LinkedIn users hunting for a job may want to spruce up their profiles.
A recent survey from Jobvite found that 93 percent of job recruiters tap into LinkedIn to find qualified candidates, up from 87 percent last year and 78 percent in 2010. But the other popular social networks are growing in influence as well.
In second place, Facebook is used by 66 percent of the recruiters polled, up from 55 percent last year. And Twitter is on the watch list among 54 percent of those surveyed, up from 47 percent last year.
Overall, 92 percent of employers and recruiters already use or plan to use social networks to find job candidates this year. And the search appears to be paying off.
A full 73 percent of the recruiters polled said they hired someone who was found or introduced through a social network. Among those, 89 percent found someone through LinkedIn, 26 percent through Facebook, and 15 percent through Twitter.

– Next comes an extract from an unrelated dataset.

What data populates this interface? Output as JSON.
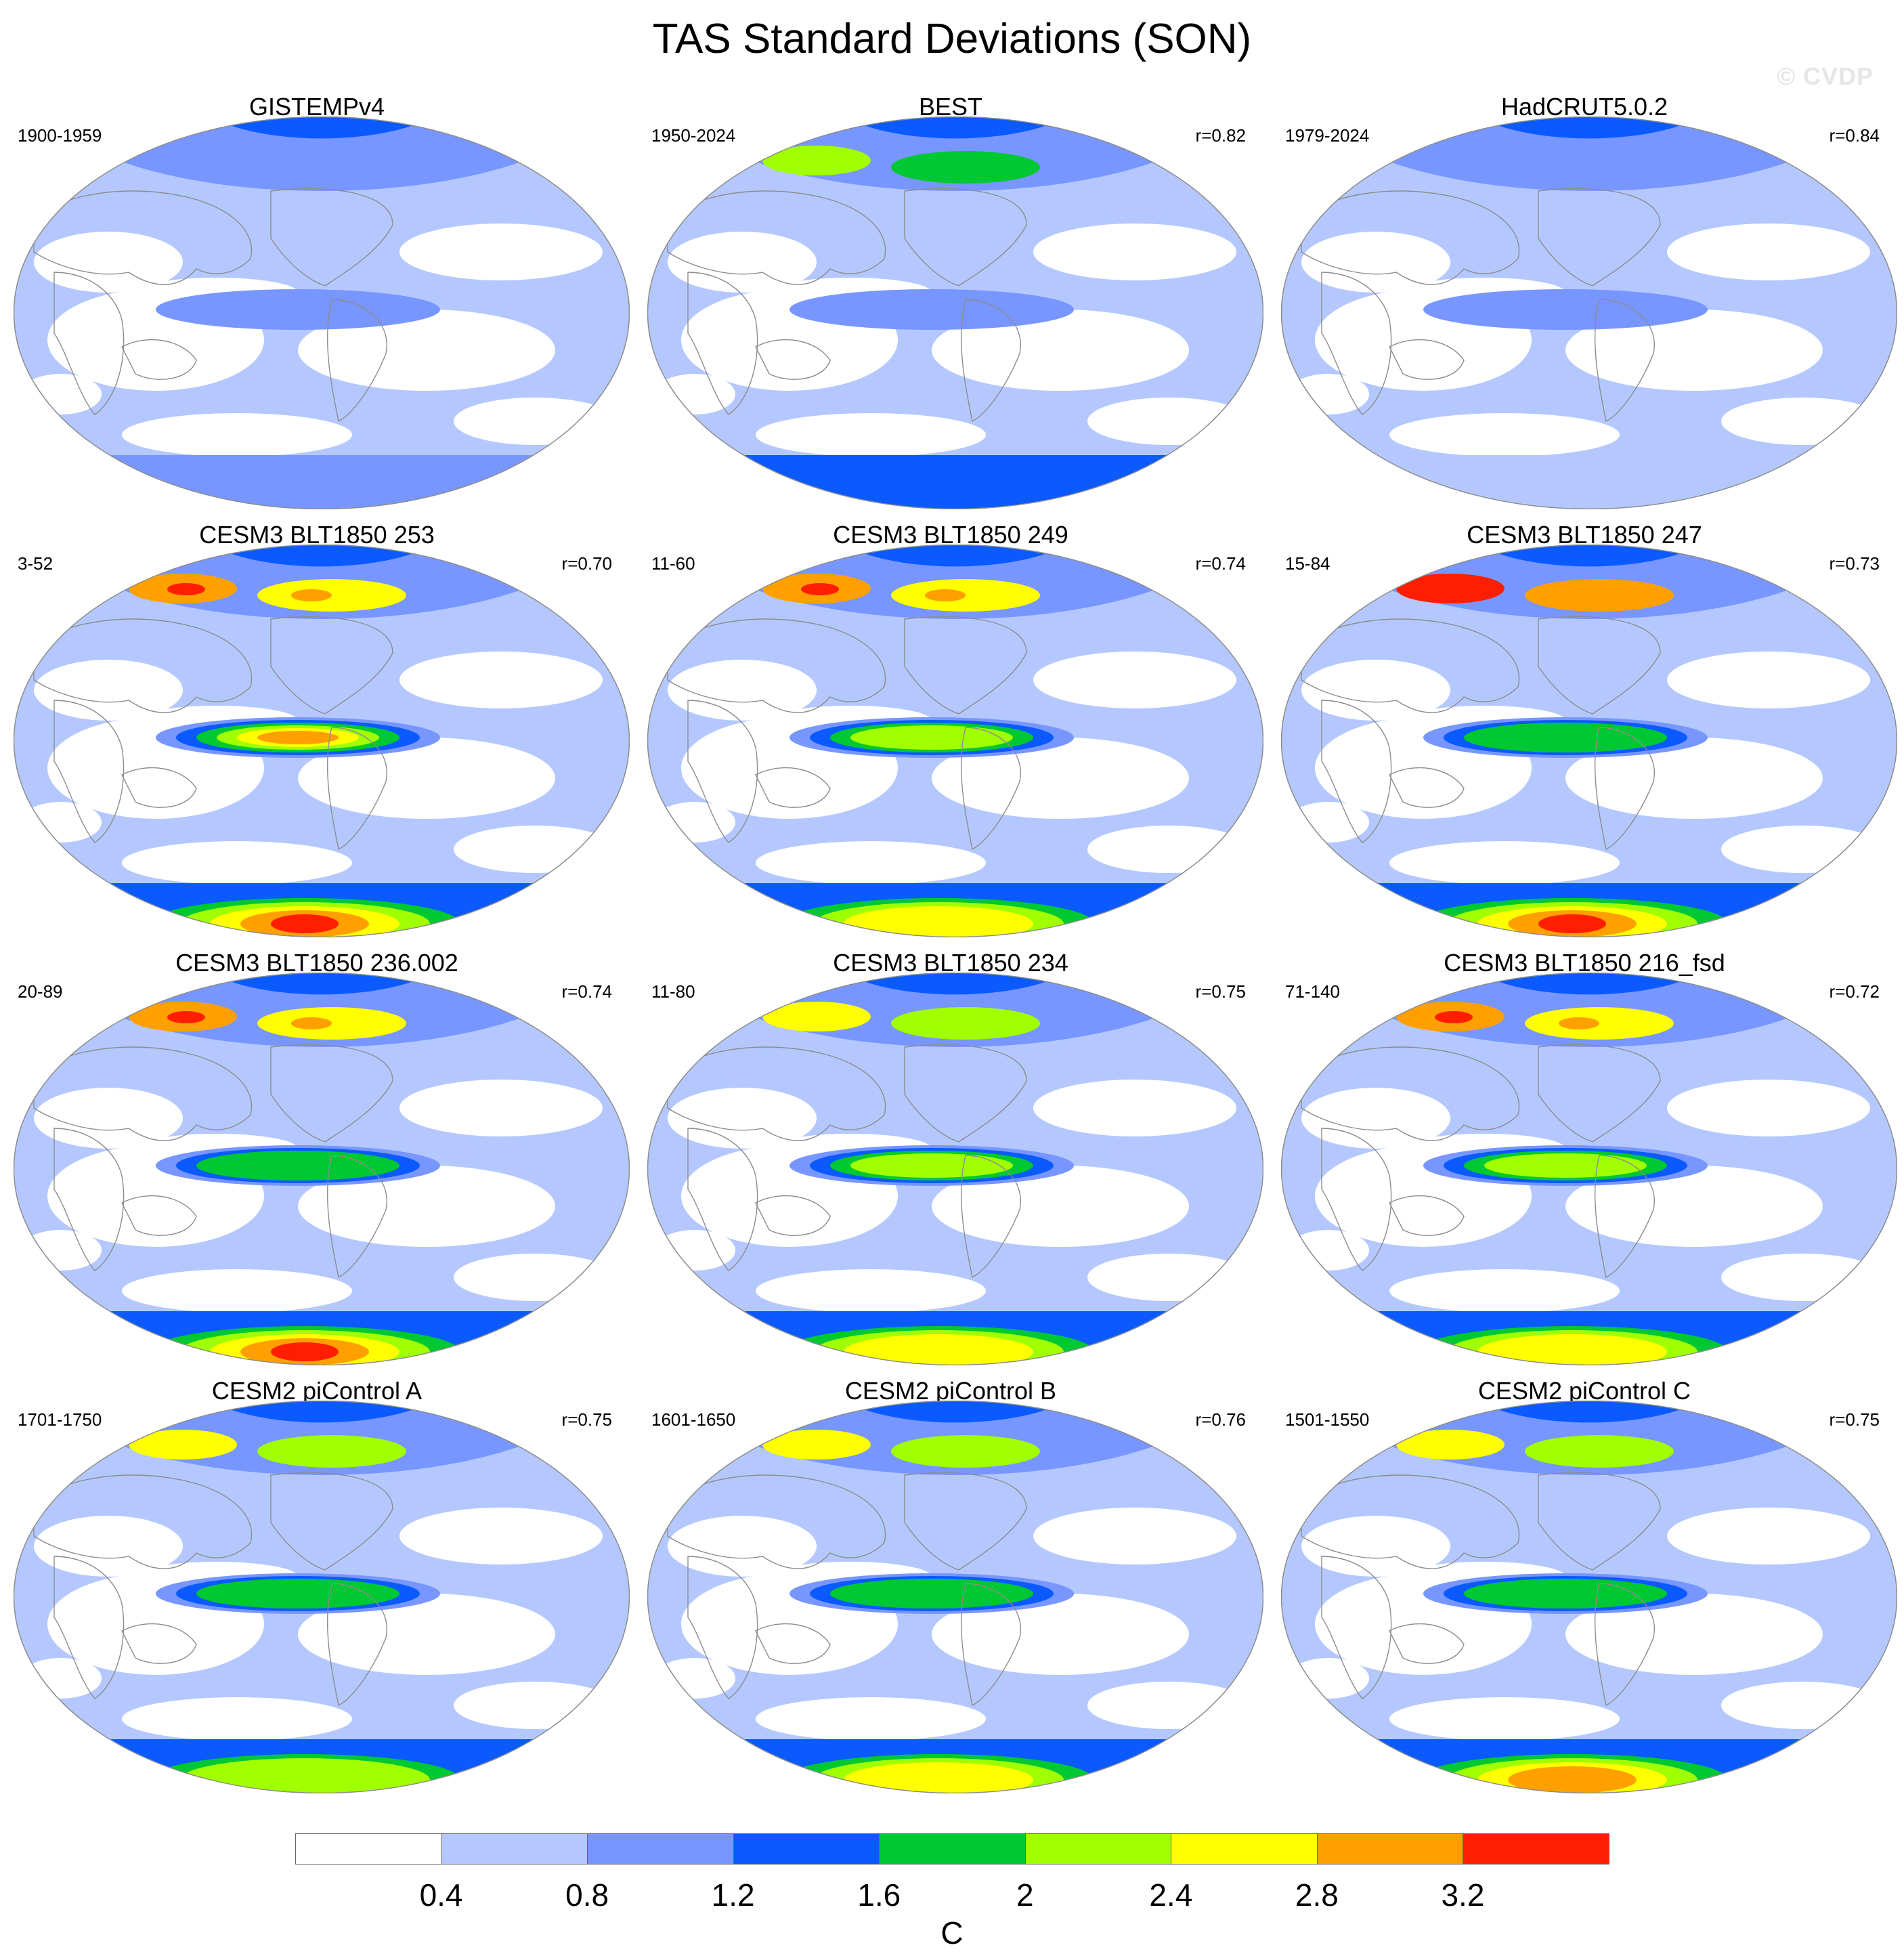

This increased dependency on social networks means job seekers need to be even more careful what they say and how they say it.

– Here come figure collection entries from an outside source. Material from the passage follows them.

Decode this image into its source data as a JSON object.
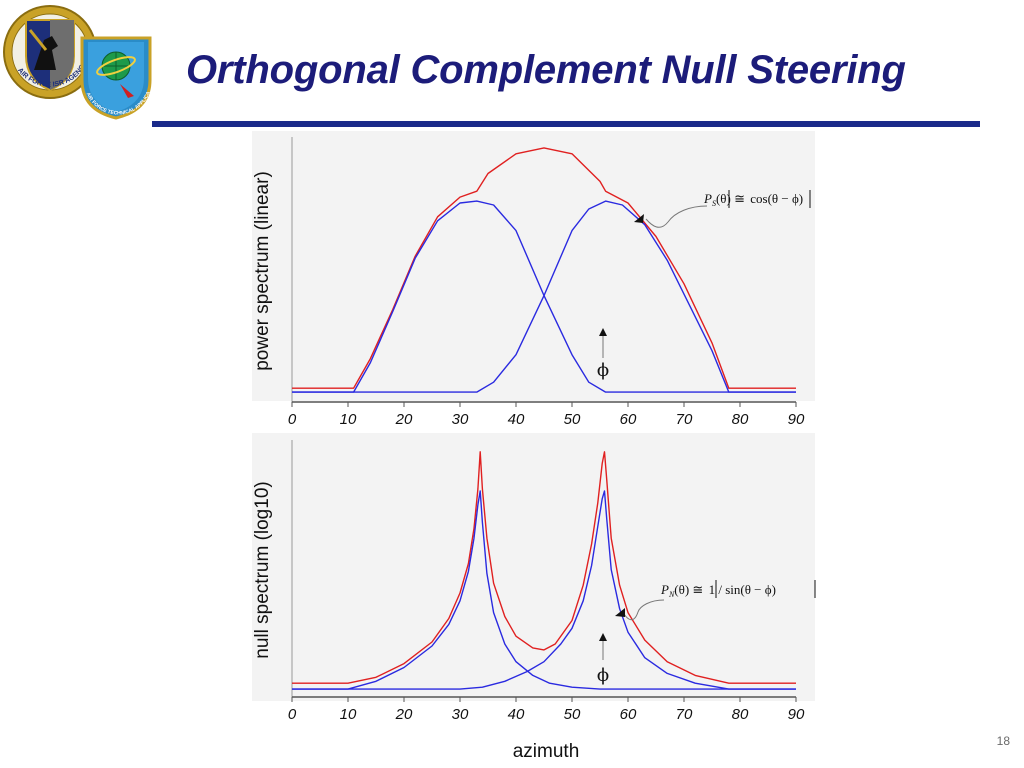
{
  "slide": {
    "title": "Orthogonal Complement Null Steering",
    "page_number": "18",
    "colors": {
      "title": "#1c1c7a",
      "rule": "#1a2a8a",
      "red": "#e02020",
      "blue": "#2a2ae0"
    }
  },
  "logos": {
    "left_seal": {
      "text": "AIR FORCE ISR AGENCY",
      "icon": "isr-agency-seal-icon"
    },
    "right_seal": {
      "text": "AIR FORCE TECHNICAL APPLICATIONS CENTER",
      "icon": "aftac-seal-icon"
    }
  },
  "phi_symbol": "ϕ",
  "chart_data": [
    {
      "type": "line",
      "name": "power spectrum",
      "ylabel": "power spectrum (linear)",
      "xlabel": "",
      "xlim": [
        0,
        90
      ],
      "ylim": [
        0,
        1.3
      ],
      "x_ticks": [
        "0",
        "10",
        "20",
        "30",
        "40",
        "50",
        "60",
        "70",
        "80",
        "90"
      ],
      "annotation": {
        "P": "P",
        "sub": "S",
        "rest": "(θ) ≅ ",
        "expr": "cos(θ − ϕ)"
      },
      "series": [
        {
          "name": "red sum",
          "color": "#e02020",
          "x": [
            0,
            11,
            14,
            18,
            22,
            26,
            30,
            33,
            35,
            40,
            45,
            50,
            55,
            56,
            60,
            65,
            70,
            75,
            78,
            90
          ],
          "y": [
            0.05,
            0.05,
            0.2,
            0.45,
            0.72,
            0.92,
            1.02,
            1.05,
            1.14,
            1.24,
            1.27,
            1.24,
            1.1,
            1.05,
            0.99,
            0.82,
            0.58,
            0.28,
            0.05,
            0.05
          ]
        },
        {
          "name": "blue left",
          "color": "#2a2ae0",
          "x": [
            0,
            11,
            14,
            18,
            22,
            26,
            30,
            33,
            36,
            40,
            45,
            50,
            53,
            56,
            90
          ],
          "y": [
            0.03,
            0.03,
            0.18,
            0.44,
            0.71,
            0.9,
            0.99,
            1.0,
            0.98,
            0.85,
            0.52,
            0.22,
            0.08,
            0.03,
            0.03
          ]
        },
        {
          "name": "blue right",
          "color": "#2a2ae0",
          "x": [
            0,
            33,
            36,
            40,
            45,
            50,
            53,
            56,
            59,
            63,
            67,
            71,
            75,
            78,
            90
          ],
          "y": [
            0.03,
            0.03,
            0.08,
            0.22,
            0.52,
            0.85,
            0.96,
            1.0,
            0.98,
            0.88,
            0.7,
            0.47,
            0.24,
            0.03,
            0.03
          ]
        }
      ]
    },
    {
      "type": "line",
      "name": "null spectrum",
      "ylabel": "null spectrum (log10)",
      "xlabel": "azimuth",
      "xlim": [
        0,
        90
      ],
      "ylim": [
        0,
        1.3
      ],
      "x_ticks": [
        "0",
        "10",
        "20",
        "30",
        "40",
        "50",
        "60",
        "70",
        "80",
        "90"
      ],
      "annotation": {
        "P": "P",
        "sub": "N",
        "rest": "(θ) ≅ ",
        "expr": "1 / sin(θ − ϕ)"
      },
      "series": [
        {
          "name": "red sum",
          "color": "#e02020",
          "x": [
            0,
            10,
            15,
            20,
            25,
            28,
            30,
            31.5,
            32.5,
            33.2,
            33.6,
            34.0,
            34.8,
            36,
            38,
            40,
            43,
            45,
            47,
            50,
            52,
            53.5,
            54.6,
            55.4,
            55.8,
            56.2,
            57,
            58.5,
            60,
            63,
            67,
            72,
            78,
            90
          ],
          "y": [
            0.06,
            0.06,
            0.09,
            0.16,
            0.27,
            0.39,
            0.52,
            0.67,
            0.85,
            1.05,
            1.24,
            1.05,
            0.8,
            0.57,
            0.4,
            0.3,
            0.24,
            0.23,
            0.26,
            0.38,
            0.56,
            0.77,
            0.98,
            1.18,
            1.24,
            1.1,
            0.8,
            0.56,
            0.42,
            0.28,
            0.17,
            0.1,
            0.06,
            0.06
          ]
        },
        {
          "name": "blue left",
          "color": "#2a2ae0",
          "x": [
            0,
            10,
            15,
            20,
            25,
            28,
            30,
            31.5,
            32.5,
            33.2,
            33.6,
            34.0,
            34.8,
            36,
            38,
            40,
            43,
            46,
            50,
            55,
            60,
            90
          ],
          "y": [
            0.03,
            0.03,
            0.07,
            0.14,
            0.25,
            0.36,
            0.48,
            0.63,
            0.8,
            0.97,
            1.04,
            0.88,
            0.62,
            0.42,
            0.26,
            0.17,
            0.1,
            0.06,
            0.04,
            0.03,
            0.03,
            0.03
          ]
        },
        {
          "name": "blue right",
          "color": "#2a2ae0",
          "x": [
            0,
            30,
            34,
            38,
            42,
            45,
            48,
            50,
            52,
            53.5,
            54.6,
            55.4,
            55.8,
            56.2,
            57,
            58.5,
            60,
            63,
            67,
            72,
            78,
            90
          ],
          "y": [
            0.03,
            0.03,
            0.04,
            0.07,
            0.12,
            0.17,
            0.26,
            0.34,
            0.48,
            0.66,
            0.86,
            1.0,
            1.04,
            0.9,
            0.64,
            0.44,
            0.32,
            0.19,
            0.11,
            0.06,
            0.03,
            0.03
          ]
        }
      ]
    }
  ]
}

More than half of the recruiters polled said they'd react negatively to a spelling or grammatical error in someone's profile, according to the survey. And to no surprise, posts that use profanity, are of a sexual nature, or mention illegal drugs are looked down upon by an even greater percentage.
"The rise in social recruiting has allowed both candidates and employers an easier way to find the best match," Jobvite CEO Dan Finnigan said in a statement. "We continue to see social recruiting gain popularity because it is more efficient than the days of sifting through a haystack of resumes. It also increases quality referral hires, which our own data on Jobvite proves are hired faster and last longer."
Conducted last month, Jobvite's "Social Recruiting Survey 2012" polled more than 1,000 HR professionals and and recruiters on their use of social networks.